Common TEAEs of any grade included neutropenia (83%), thrombocytopenia (67%), anemia (67%), decreased white blood cell count (50%), and decreased lymphocyte count (50%). Grade 3 or greater TEAEs consisted of neutropenia (83%), thrombocytopenia (67%), decreased white blood cell count (50%), and anemia (33%). Three patients each experienced treatment-related grade 3 or greater thrombocytopenia and decreased white blood cell count.

Investigators identified cytokine release syndrome (CRS), immune effector cell-associated neurotoxicity syndrome (ICANS), and infections as adverse effects of special interest.

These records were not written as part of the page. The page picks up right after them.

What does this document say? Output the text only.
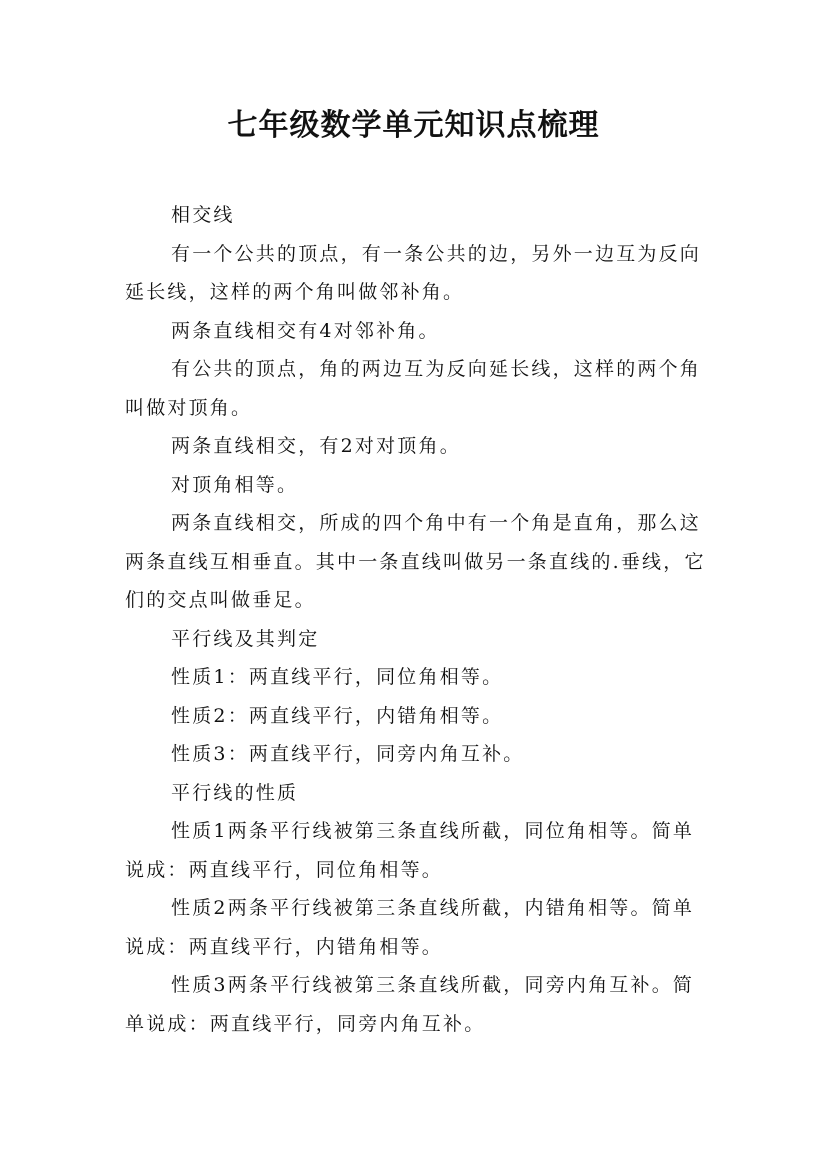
七年级数学单元知识点梳理

相交线

有一个公共的顶点，有一条公共的边，另外一边互为反向延长线，这样的两个角叫做邻补角。

两条直线相交有4对邻补角。

有公共的顶点，角的两边互为反向延长线，这样的两个角叫做对顶角。

两条直线相交，有2对对顶角。

对顶角相等。

两条直线相交，所成的四个角中有一个角是直角，那么这两条直线互相垂直。其中一条直线叫做另一条直线的.垂线，它们的交点叫做垂足。

平行线及其判定

性质1：两直线平行，同位角相等。

性质2：两直线平行，内错角相等。

性质3：两直线平行，同旁内角互补。

平行线的性质

性质1两条平行线被第三条直线所截，同位角相等。简单说成：两直线平行，同位角相等。

性质2两条平行线被第三条直线所截，内错角相等。简单说成：两直线平行，内错角相等。

性质3两条平行线被第三条直线所截，同旁内角互补。简单说成：两直线平行，同旁内角互补。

Both instances of CRS were grade 1. The median time to onset of CRS was 4 days (range, 1-7) and the median duration of a CRS event was 8 days (range, 7-8).

There was 1 grade 1 ICANS event. The time to onset of the event was 8 days and it lasted approximately 39 hours.

One patient experienced a grade 2 infection, and 1 patient experienced a grade 3 infection. The median time to onset was 8.5 days (range, 2-140) and the median duration of an event was 5 (range, 1-56).

Reference

Nastoupil LJ, O’Brien S, Dsouza L, et al. First-in-human trial of CB-010, a CRISPR-edited allogeneic anti-CD19 CAR T-cell therapy with a PD-1 knock out, in patients with relapsed or refractory B cell non-Hodgkin lymphoma (ANTLER study). Presented at: 2022 Pan Pacific Lymphoma Conference. July 18-22, 2022; Koloa, Hawaii.